On the other hand, Brenda also offers an alternative to the oppressive weight of Jeff and Audrey’s heterosexuality. At one point Brenda and Jeff have a plotline that uses food as a metaphor for cheating. Audrey has Jeff on a strict diet per doctor orders, but he hates it. Brenda tempts him to join her at a bar and grill for steaks, which becomes a pattern. Jeff plies Audrey with flowers and tells her he loves her after, only to go into the other room to listen to Brenda describe her meal in a parody of phone sex. When Audrey catches him out in a lie and shows him the moist towelette she found in his wallet, his cover story is a romantic tryst: “it’s a condom for my sex affair” (6x6). Even as they draw her into a heterosexual narrative, for Jeff and Audrey, Brenda’s queer presence disrupts their relationship. Baby shopping with Brenda leads Jeff to embrace maternity pants as a revelation. Audrey and Brenda bond over things like reading to the baby or listening to music. Brenda becomes a buffer in their marriage.

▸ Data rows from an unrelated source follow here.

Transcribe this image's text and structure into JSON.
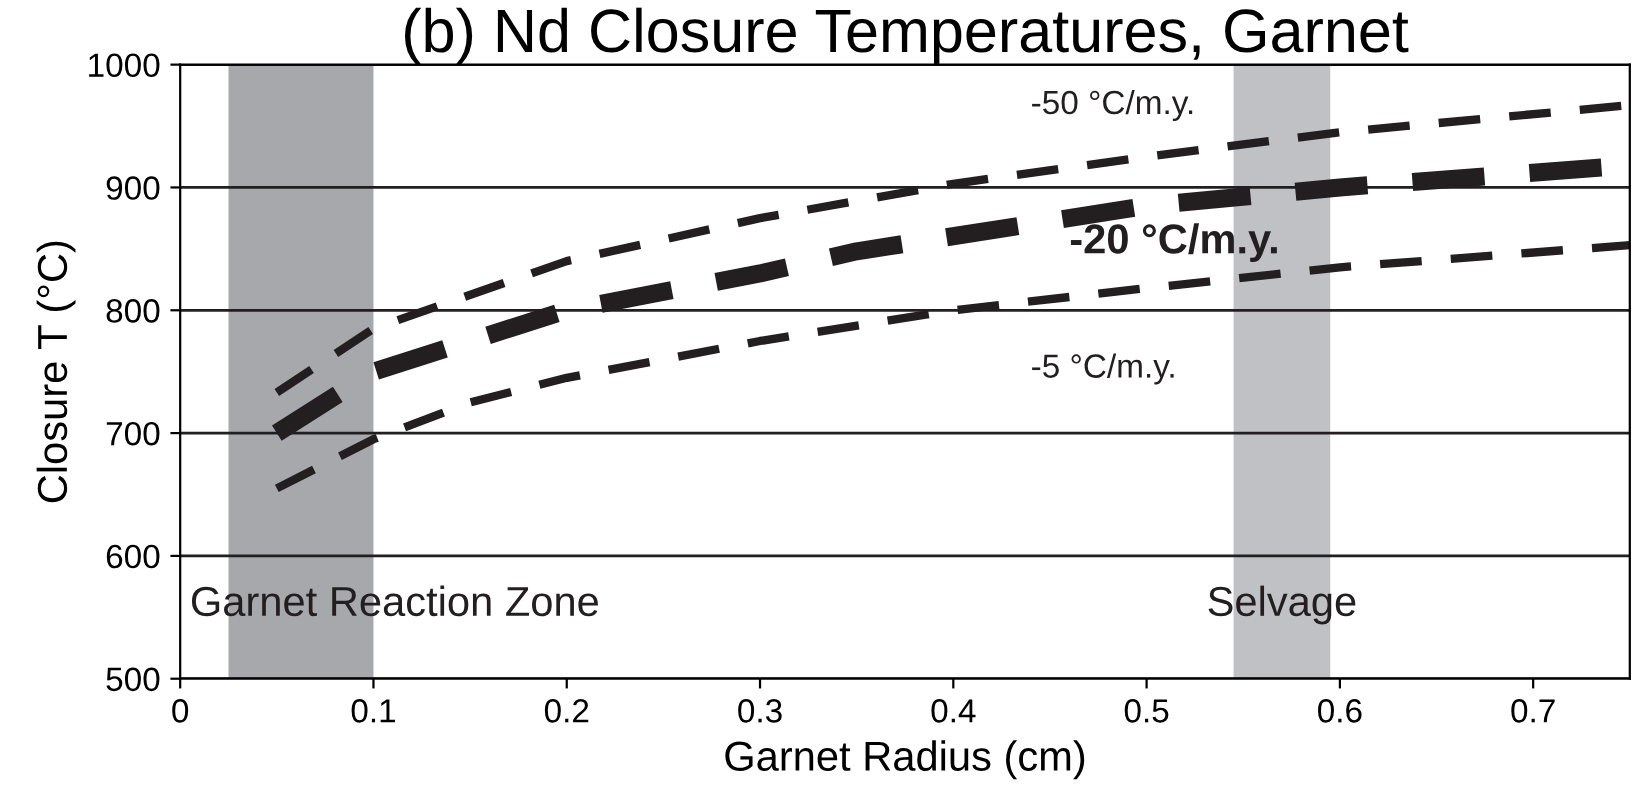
{
  "chart_data": {
    "type": "line",
    "title": "(b) Nd Closure Temperatures, Garnet",
    "xlabel": "Garnet Radius (cm)",
    "ylabel": "Closure T (°C)",
    "xlim": [
      0,
      0.75
    ],
    "xticks": [
      0,
      0.1,
      0.2,
      0.3,
      0.4,
      0.5,
      0.6,
      0.7
    ],
    "ylim": [
      500,
      1000
    ],
    "yticks": [
      500,
      600,
      700,
      800,
      900,
      1000
    ],
    "grid": "y",
    "line_style": "dashed",
    "series": [
      {
        "name": "-50 °C/m.y.",
        "color": "#231f20",
        "x": [
          0.05,
          0.1,
          0.2,
          0.3,
          0.4,
          0.5,
          0.6,
          0.75
        ],
        "values": [
          733,
          785,
          840,
          875,
          903,
          925,
          945,
          967
        ]
      },
      {
        "name": "-20 °C/m.y.",
        "color": "#231f20",
        "x": [
          0.05,
          0.1,
          0.2,
          0.3,
          0.35,
          0.5,
          0.6,
          0.75
        ],
        "values": [
          700,
          750,
          800,
          830,
          848,
          885,
          900,
          918
        ]
      },
      {
        "name": "-5 °C/m.y.",
        "color": "#231f20",
        "x": [
          0.05,
          0.1,
          0.15,
          0.2,
          0.3,
          0.4,
          0.5,
          0.6,
          0.75
        ],
        "values": [
          655,
          695,
          725,
          745,
          775,
          800,
          818,
          835,
          853
        ]
      }
    ],
    "bands": [
      {
        "axis": "x",
        "from": 0.025,
        "to": 0.1,
        "label": "Garnet Reaction Zone",
        "color": "#a7a8ab"
      },
      {
        "axis": "x",
        "from": 0.545,
        "to": 0.595,
        "label": "Selvage",
        "color": "#c0c1c4"
      }
    ]
  }
}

Ultimately Brenda is an underutilized character who only exists to further the narratives of straight people. But she also injects queer humour into the show through her witty rejoinders to Jeff and Russell’s microaggressions and her interactions with women both straight and queer. We are often encouraged to take Brenda’s side in the plot, such as when Jeff is trying to “beaver dam” her on a date and in retaliation she drags him along to a foreign film and vegan food (6x14). And there are times when she is able to ask them for help in return, such as when Jeff and Audrey cover for her at her catering business (however poorly). In conclusion Brenda’s amazing and deserved more screen time and a girlfriend thank you for coming to my Ted Talk.